Two good servos will effectively handle the ailerons quite well. I used Hitec 5925's in mine. I have since moved away from that brand, but they worked exceptionally well. The aileron slave struts end up quite long, and after experiencing a lot of flex using 4/40 wire for the struts i changed them out to carbon fiber rod and tip inserts from central Hobbies. Not the cheapest way, but they're stiff, strong, and the effort expended in building shouldn't be wasted by going cheap and experiencing a failure. Using only two servos for the ailerons will save about 4 ounces from an area that's behind the c/g. It matters a lot.

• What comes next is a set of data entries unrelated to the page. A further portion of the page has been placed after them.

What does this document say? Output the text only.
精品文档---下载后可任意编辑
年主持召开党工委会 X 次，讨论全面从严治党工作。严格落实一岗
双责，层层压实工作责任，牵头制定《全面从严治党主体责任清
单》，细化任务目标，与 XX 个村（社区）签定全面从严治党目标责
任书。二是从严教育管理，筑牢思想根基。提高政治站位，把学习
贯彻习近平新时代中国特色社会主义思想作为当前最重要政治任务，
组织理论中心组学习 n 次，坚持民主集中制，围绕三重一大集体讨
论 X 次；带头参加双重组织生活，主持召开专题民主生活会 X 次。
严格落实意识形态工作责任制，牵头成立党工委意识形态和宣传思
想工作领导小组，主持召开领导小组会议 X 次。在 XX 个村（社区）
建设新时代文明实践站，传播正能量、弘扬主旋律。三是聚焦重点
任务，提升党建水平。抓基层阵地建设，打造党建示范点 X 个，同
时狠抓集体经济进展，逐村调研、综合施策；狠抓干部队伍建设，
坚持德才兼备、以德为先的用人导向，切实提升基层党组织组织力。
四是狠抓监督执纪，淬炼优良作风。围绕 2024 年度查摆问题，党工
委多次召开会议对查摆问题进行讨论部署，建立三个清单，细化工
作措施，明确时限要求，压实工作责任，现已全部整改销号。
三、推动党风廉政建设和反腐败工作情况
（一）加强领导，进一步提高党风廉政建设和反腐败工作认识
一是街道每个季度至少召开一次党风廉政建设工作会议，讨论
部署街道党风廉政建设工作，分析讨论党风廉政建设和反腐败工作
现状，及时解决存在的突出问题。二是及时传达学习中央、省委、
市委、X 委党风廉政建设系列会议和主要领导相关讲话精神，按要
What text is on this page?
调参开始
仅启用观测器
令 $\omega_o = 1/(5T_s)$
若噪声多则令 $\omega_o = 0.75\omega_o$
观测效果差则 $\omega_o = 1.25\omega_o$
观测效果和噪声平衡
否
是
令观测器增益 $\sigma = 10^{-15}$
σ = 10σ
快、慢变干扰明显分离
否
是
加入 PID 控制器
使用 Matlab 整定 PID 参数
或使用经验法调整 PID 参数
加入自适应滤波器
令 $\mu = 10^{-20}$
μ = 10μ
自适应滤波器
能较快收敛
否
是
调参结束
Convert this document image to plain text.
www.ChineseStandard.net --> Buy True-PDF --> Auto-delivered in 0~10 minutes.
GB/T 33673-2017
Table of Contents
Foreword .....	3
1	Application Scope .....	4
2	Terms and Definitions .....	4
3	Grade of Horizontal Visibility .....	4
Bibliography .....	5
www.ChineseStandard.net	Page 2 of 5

The flying wires at the tail should be considered mandatory. also insert wood dowel hardpoints for the attach points. Use a wood dowel that has a corresponding brass tube in the same size. Sharpen the end of the tube from the inside of the tube with an Exacto blade and use the tube to make clean cuts for the dowel. Removing the backbone from an old exacto saw blade will provide you with a tool to cut the dowel off flush with the surface of the horizontal and vertical stabs.

Bottom wing and horizopntal stab should be a zero incidence. The top wing works best with 1 to 1-1/2 degrees of negative incidence. The engine down thrust, depending on the engine size and type, should be between 2 and 3 degrees. Use 2 degrees for a gasser.

Do everything you can to fit the engine to the mount with the cowl in place before you set the box permanenty. It's a major pain to do, but you will be rewarded with an engine that's perfectly centered in the cowl. You may have to use some temporary sheeting around the nose of the plane to do this since it has to be done before the final sheeting is installed.